Neuville-Saint-Amand

Commune de 910 habitants bâtie sur une plaine entre la Somme et l’Oise, Neuville-Saint-Amand a la particularité d’être partagée en 2. Une partie basse, qui jouxte la capitale de Haute-Picardie, dont les habitants ont une mentalité de citadins, et une partie haute, plus rurale, le village.

Sur ses 2 parties, Neuville-Saint-Amand recense : commerces, industries, un restaurant de renommée et 5 exploitations agricoles, générant quelque 250 emplois. De par sa conception géographique, la commune possède 2 écoles où sont accueillis plus de 80 élèves. Une maternelle avec cantine et garderie dans sa partie basse et une élémentaire au centre du bourg. Un service de ramassage assure le transport des enfants.

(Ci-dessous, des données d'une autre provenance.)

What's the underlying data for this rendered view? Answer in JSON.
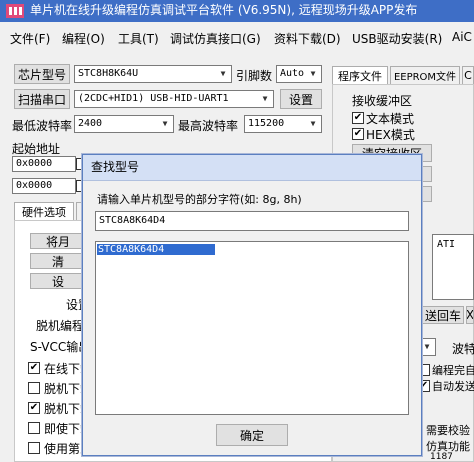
{
  "window": {
    "title": "单片机在线升级编程仿真调试平台软件 (V6.95N), 远程现场升级APP发布"
  },
  "menu": [
    "文件(F)",
    "编程(O)",
    "工具(T)",
    "调试仿真接口(G)",
    "资料下载(D)",
    "USB驱动安装(R)",
    "AiC"
  ],
  "left": {
    "chip_model_button": "芯片型号",
    "chip_model_value": "STC8H8K64U",
    "pin_count_label": "引脚数",
    "pin_count_value": "Auto",
    "scan_port_button": "扫描串口",
    "port_value": "(2CDC+HID1) USB-HID-UART1",
    "settings_button": "设置",
    "min_baud_label": "最低波特率",
    "min_baud_value": "2400",
    "max_baud_label": "最高波特率",
    "max_baud_value": "115200",
    "start_addr_label": "起始地址",
    "addr1_value": "0x0000",
    "addr2_value": "0x0000",
    "hw_options_tab": "硬件选项",
    "btn_partial_1": "将月",
    "btn_partial_2": "清",
    "btn_partial_3": "设",
    "text_set": "设置",
    "text_offline": "脱机编程",
    "text_svcc": "S-VCC输出",
    "check_online": "在线下载",
    "check_offline1": "脱机下载",
    "check_offline2": "脱机下载",
    "check_immediate": "即使下载",
    "check_use": "使用第三"
  },
  "right": {
    "tab_program_file": "程序文件",
    "tab_eeprom_file": "EEPROM文件",
    "tab_c": "C",
    "recv_buffer_label": "接收缓冲区",
    "check_text_mode": "文本模式",
    "check_hex_mode": "HEX模式",
    "clear_recv_button": "清空接收区",
    "frag_ati": "ATI",
    "send_button": "送回车",
    "frag_x": "X",
    "frag_bo": "波特",
    "check_auto_complete": "编程完自",
    "check_auto_send": "自动发送",
    "frag_need_verify": "需要校验",
    "frag_emu_func": "仿真功能",
    "frag_bottom": "1187"
  },
  "dialog": {
    "title": "查找型号",
    "prompt": "请输入单片机型号的部分字符(如: 8g, 8h)",
    "input_value": "STC8A8K64D4",
    "result_selected": "STC8A8K64D4",
    "ok_button": "确定"
  },
  "colors": {
    "titlebar": "#3e6ec6",
    "selection": "#2f6bd0",
    "dialog_title": "#d4e0f5"
  }
}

La vie associative est très présente. En sport, une fusion du club de football local avec celui d’Itancourt, permet de faire jouer les jeunes à Neuville-Saint-Amand et les seniors à Itancourt.

Un comité des fêtes et un club du 3e âge, organisent chaque année une fête communale, mais aussi des concours de pétanque, des lotos et des soirées dansantes. Proche de Saint-Quentin, la salle des fêtes est louée toute l’année.

Détruite comme tout le centre du village durant la première guerre, la petite église, reconstruite en 1929, accueille annuellement 2 à 3 offices et, occasionnellement quelques célébrations.

Si les premières traces de cette bourgade remontent au Xe siècle, époque à laquelle son territoire appartenait aux moines de l’abbaye de Saint-Quentin, des fouilles archéologiques, effectuées au lieudit le chemin Romané et du côté de la rue de la Fère, au lieudit le Reaulieu, ont permis de mettre à jour des objets néolithiques, des monnaies franques et gallo-romaines, des fondations et objets d’une construction importante, destinés à un établissement de bains.

Le village s’est successivement appelé Nueville, Neuville-Saint-Emant, Nuefville, et Neuf-ville-prez-Saint-Quentin. Jusqu’en 1881, le Petit-Neuville, partie de Saint-Quentin aujourd’hui, était une dépendance de Neuville-Saint-Amand.

Si la bourgade ne compte pas de hameau, elle possède encore 2 lieudits : la vallée des Bourguignons, après le rond-point sur la RN44, et le stade Coligny, un peu plus haut.

Patrick Merlinat, élu depuis 1983, en est le premier magistrat depuis 7 ans. Pour gérer la commune, il est aidé par 2 adjoints et 12 conseillers.

Du côté des travaux, ces dernières années les rues ont été refaites, la mairie rénovée, et pour le passage à l’an 2000, après plus d’un demi-siècle de silence, l’horloge a été refaite par un habitant de la commune, pour sonner les 12 coups de minuit. Un projet de lotissement est actuellement à l’étude.

« Je pense qu’ici les gens se sentent à la fois citadins, grâce aux facilités de déplacement, mais aussi campagnards. Le nombre de demandes de constructions en est la preuve. Nous essayons toujours de répondre favorablement aux souhaits des habitants » conclut Patrick Merlinat.